Accordingly, life sciences, including heart failure sciences, encounter the limits inherent to linear reductionist approaches. Systems approaches to the complexity of the cardiovascular system are beginning to close this gap [4]. Systems biology seeks to provide a framework for the manner in which structural and functional components (as identified by, e.g., cDNA microarrays and proteomic analyses) interact in self-organizing modular biological networks. Networks, rather than the components themselves, create physiology and disease. Each node in a network represents a component (e.g., a gene, a transcript), and interconnecting nodes describe a typical architecture that is imposed by biological evolution and selection. Modular biological networks and clusters of interacting networks have been demonstrated to occur at different levels such as genes, transcripts, and proteins, but they probably also emerge at higher hierarchical levels, such as metabolites, organelles, cells, organs, and organ systems (Fig. 1.8).

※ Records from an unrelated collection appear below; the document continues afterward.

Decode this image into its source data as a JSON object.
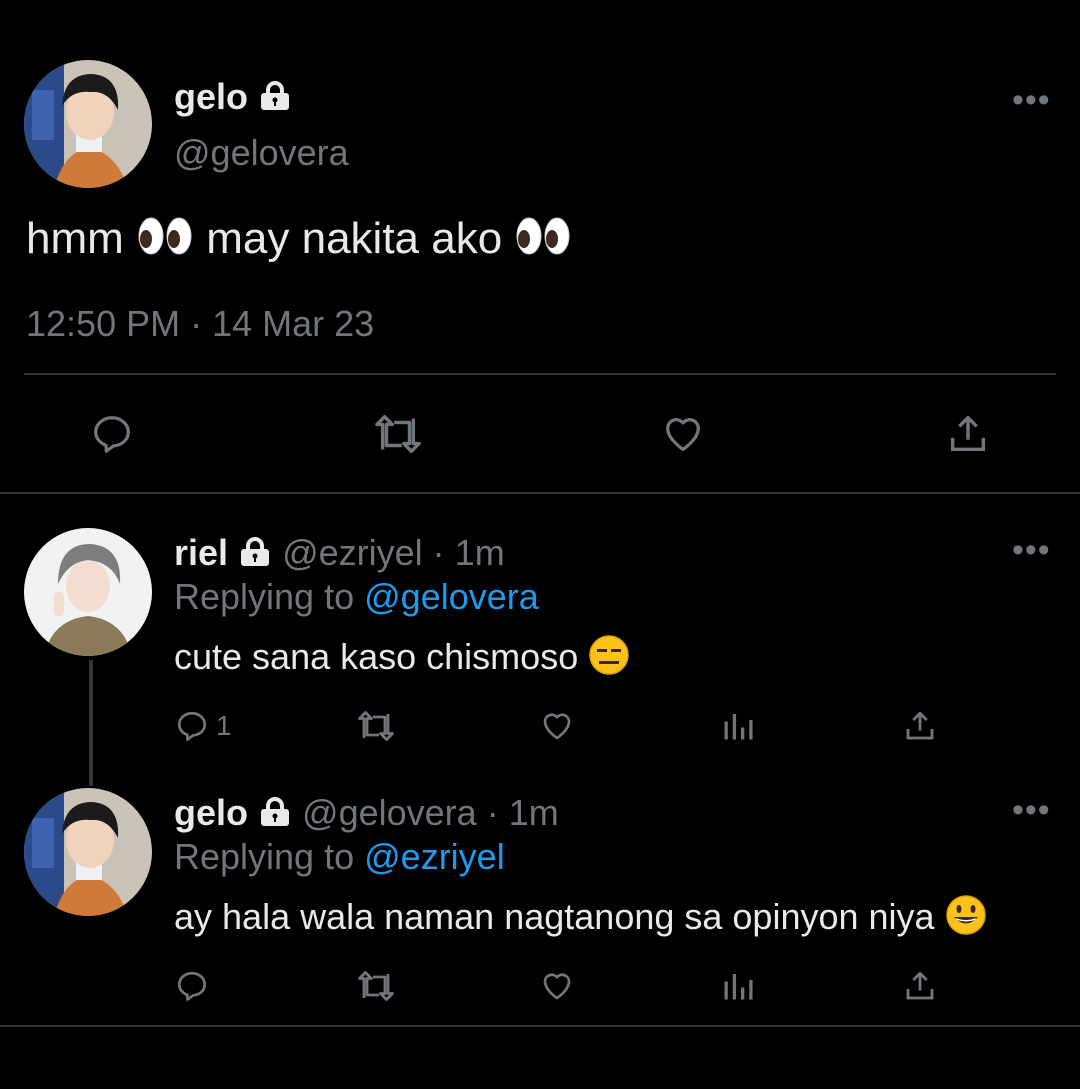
{
  "main_tweet": {
    "display_name": "gelo",
    "handle": "@gelovera",
    "text_before": "hmm",
    "text_middle": "may nakita ako",
    "emoji": "eyes",
    "timestamp": "12:50 PM · 14 Mar 23"
  },
  "replies": [
    {
      "display_name": "riel",
      "handle": "@ezriyel",
      "sep": "·",
      "time": "1m",
      "replying_prefix": "Replying to",
      "replying_handle": "@gelovera",
      "text": "cute sana kaso chismoso",
      "emoji": "expressionless-face",
      "reply_count": "1"
    },
    {
      "display_name": "gelo",
      "handle": "@gelovera",
      "sep": "·",
      "time": "1m",
      "replying_prefix": "Replying to",
      "replying_handle": "@ezriyel",
      "text": "ay hala wala naman nagtanong sa opinyon niya",
      "emoji": "grinning-face",
      "reply_count": ""
    }
  ],
  "colors": {
    "background": "#000000",
    "text": "#e7e9ea",
    "muted": "#71767b",
    "link": "#1d9bf0",
    "divider": "#2f3336"
  }
}
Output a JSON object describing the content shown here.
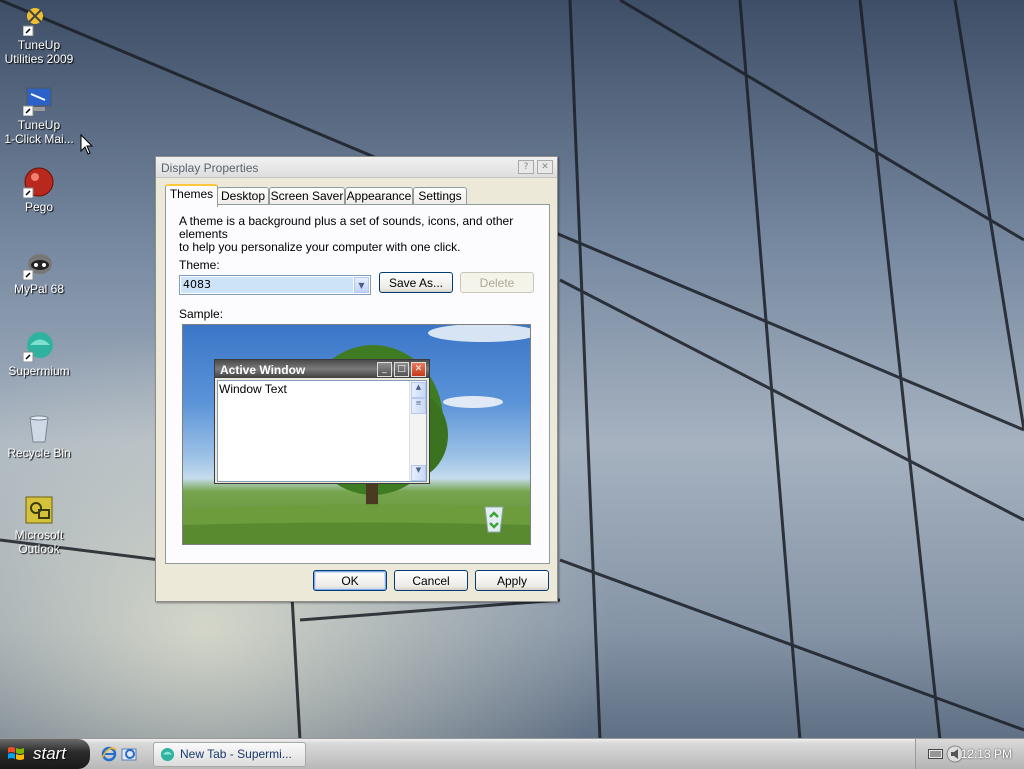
{
  "desktop_icons": [
    {
      "label_line1": "TuneUp",
      "label_line2": "Utilities 2009",
      "icon": "tuneup-utilities-icon"
    },
    {
      "label_line1": "TuneUp",
      "label_line2": "1-Click Mai...",
      "icon": "tuneup-1click-icon"
    },
    {
      "label_line1": "Pego",
      "label_line2": "",
      "icon": "pego-icon"
    },
    {
      "label_line1": "MyPal 68",
      "label_line2": "",
      "icon": "mypal-icon"
    },
    {
      "label_line1": "Supermium",
      "label_line2": "",
      "icon": "supermium-icon"
    },
    {
      "label_line1": "Recycle Bin",
      "label_line2": "",
      "icon": "recycle-bin-icon"
    },
    {
      "label_line1": "Microsoft",
      "label_line2": "Outlook",
      "icon": "outlook-icon"
    }
  ],
  "dialog": {
    "title": "Display Properties",
    "title_buttons": {
      "help": "?",
      "close": "✕"
    },
    "tabs": [
      {
        "label": "Themes",
        "active": true
      },
      {
        "label": "Desktop",
        "active": false
      },
      {
        "label": "Screen Saver",
        "active": false
      },
      {
        "label": "Appearance",
        "active": false
      },
      {
        "label": "Settings",
        "active": false
      }
    ],
    "description_line1": "A theme is a background plus a set of sounds, icons, and other elements",
    "description_line2": "to help you personalize your computer with one click.",
    "theme_label": "Theme:",
    "theme_value": "4083",
    "save_as_label": "Save As...",
    "delete_label": "Delete",
    "sample_label": "Sample:",
    "sample_window": {
      "title": "Active Window",
      "text": "Window Text"
    },
    "ok_label": "OK",
    "cancel_label": "Cancel",
    "apply_label": "Apply"
  },
  "taskbar": {
    "start_label": "start",
    "quick_launch": [
      "internet-explorer-icon",
      "outlook-express-icon"
    ],
    "tasks": [
      {
        "label": "New Tab - Supermi...",
        "icon": "supermium-icon"
      }
    ],
    "clock": "12:13 PM"
  },
  "colors": {
    "taskbar_start": "#1a1a1a",
    "active_tab_accent": "#ffc83c",
    "selection": "#cde3f7"
  }
}
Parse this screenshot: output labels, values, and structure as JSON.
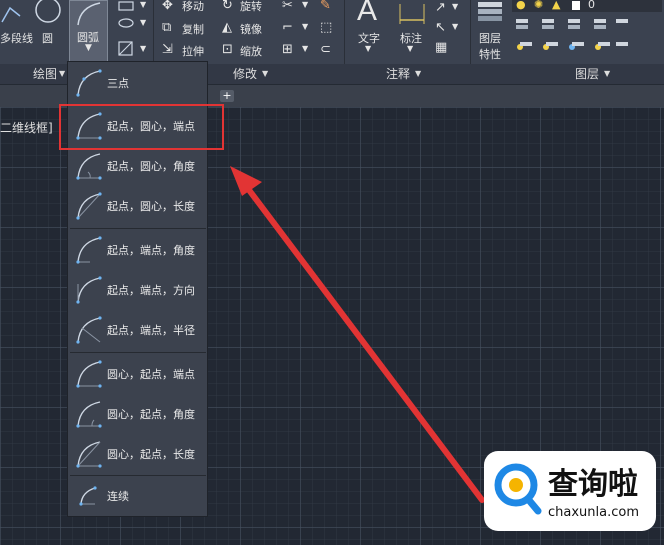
{
  "ribbon": {
    "draw_panel": {
      "polyline_label": "多段线",
      "circle_label": "圆",
      "arc_label": "圆弧",
      "title": "绘图"
    },
    "modify_panel": {
      "move": "移动",
      "rotate": "旋转",
      "copy": "复制",
      "mirror": "镜像",
      "stretch": "拉伸",
      "scale": "缩放",
      "title": "修改"
    },
    "annotation_panel": {
      "text": "文字",
      "dimension": "标注",
      "title": "注释"
    },
    "layers_panel": {
      "layer_props_line1": "图层",
      "layer_props_line2": "特性",
      "current_layer": "0",
      "title": "图层"
    }
  },
  "viewport": {
    "view_label": "二维线框]"
  },
  "arc_menu": {
    "items": [
      {
        "label": "三点"
      },
      {
        "label": "起点，圆心，端点"
      },
      {
        "label": "起点，圆心，角度"
      },
      {
        "label": "起点，圆心，长度"
      },
      {
        "label": "起点，端点，角度"
      },
      {
        "label": "起点，端点，方向"
      },
      {
        "label": "起点，端点，半径"
      },
      {
        "label": "圆心，起点，端点"
      },
      {
        "label": "圆心，起点，角度"
      },
      {
        "label": "圆心，起点，长度"
      },
      {
        "label": "连续"
      }
    ]
  },
  "watermark": {
    "name": "查询啦",
    "url": "chaxunla.com"
  },
  "colors": {
    "highlight": "#e23434",
    "arrow": "#e23434",
    "accent": "#1e88e5"
  }
}
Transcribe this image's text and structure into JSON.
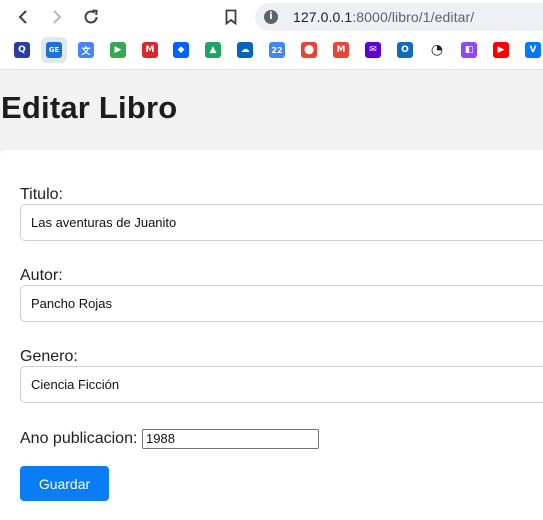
{
  "browser": {
    "url_host": "127.0.0.1",
    "url_rest": ":8000/libro/1/editar/",
    "site_info_glyph": "i",
    "bookmarks": [
      {
        "icon": "quizlet-icon",
        "glyph": "Q",
        "color": "#2a3da3"
      },
      {
        "icon": "google-forms-edit-icon",
        "glyph": "GE",
        "color": "#1e6fd9"
      },
      {
        "icon": "google-translate-icon",
        "glyph": "文",
        "color": "#4285f4"
      },
      {
        "icon": "google-play-icon",
        "glyph": "▶",
        "color": "#34a853"
      },
      {
        "icon": "mega-icon",
        "glyph": "M",
        "color": "#d9272e"
      },
      {
        "icon": "dropbox-icon",
        "glyph": "◆",
        "color": "#0061fe"
      },
      {
        "icon": "google-drive-icon",
        "glyph": "▲",
        "color": "#1fa463"
      },
      {
        "icon": "onedrive-icon",
        "glyph": "☁",
        "color": "#0364b8"
      },
      {
        "icon": "google-calendar-icon",
        "glyph": "22",
        "color": "#4285f4"
      },
      {
        "icon": "google-maps-icon",
        "glyph": "⬤",
        "color": "#ea4335"
      },
      {
        "icon": "gmail-icon",
        "glyph": "M",
        "color": "#ea4335"
      },
      {
        "icon": "yahoo-mail-icon",
        "glyph": "✉",
        "color": "#6001d2"
      },
      {
        "icon": "outlook-icon",
        "glyph": "O",
        "color": "#0f6cbd"
      },
      {
        "icon": "clock-icon",
        "glyph": "◔",
        "color": "#202124"
      },
      {
        "icon": "twitch-icon",
        "glyph": "◧",
        "color": "#9146ff"
      },
      {
        "icon": "youtube-icon",
        "glyph": "▶",
        "color": "#ff0000"
      },
      {
        "icon": "vk-icon",
        "glyph": "V",
        "color": "#0077ff"
      }
    ]
  },
  "page": {
    "title": "Editar Libro"
  },
  "form": {
    "titulo_label": "Titulo:",
    "titulo_value": "Las aventuras de Juanito",
    "autor_label": "Autor:",
    "autor_value": "Pancho Rojas",
    "genero_label": "Genero:",
    "genero_value": "Ciencia Ficción",
    "anio_label": "Ano publicacion:",
    "anio_value": "1988",
    "save_label": "Guardar"
  },
  "colors": {
    "primary_button": "#0a7cf5",
    "page_background": "#f2f2f2"
  }
}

At each level, a network obtains new properties that are not predicted from the properties of the network at the lower level, referring to the aforementioned concept of emerging properties in a dissipative structure introduced by Prigogine and Strengers [3]. Hence, a network perspective to biology defines a disease as the failure of biological networks or as the failure to obtain a next-level emerging property. Accordingly, systems biology is not replacing but is complementing reductionist sciences. It provides a framework for analyzing the manner in which structures of biological networks relate to function. This process is a prerequisite to understanding complex diseases or a syndrome like heart failure.

Fig. 1.8
figure 00018

Systems biology approach to medicine creates network medicine. Hypothetical scheme of network medicine with focus on the cardiovascular system and chronic heart failure. Biosciences are in transition from reductionist sciences to integrative sciences, i.e., a systems approach to biology. In this conceptually novel approach, physiology is not the result of traditional linear processes of structural and functional components (identified by genomic, proteomic, metabolomic sciences), but emerges from the interaction of scale-free modular biological networks composed by these components. Modular networks emerge at many different levels such as genes, transcripts, proteins, metabolites, organelles, cells, organs, and organ system

Integrating systems biology into the study of the complexity of heart failure is timely. Many questions still need to be addressed, however. What are the crucial biological networks (in the network of networks) of cardiac function and heart failure, and where are the vulnerable hubs that can destabilize networks? Can a network perspective to heart failure provide novel biological (organ-specific) fingerprints of failure that allow prediction of a patient’s risk, early disease development, or disease stage? How do these fingerprints relate to the current growing list of heart failure biomarkers? Can systems biology help to define novel surrogate end points for clinical trials? How can a network, if associated with a disease, be targeted pharmacologically? How does this relate to the growing list of targets now emerging from reductionist sciences?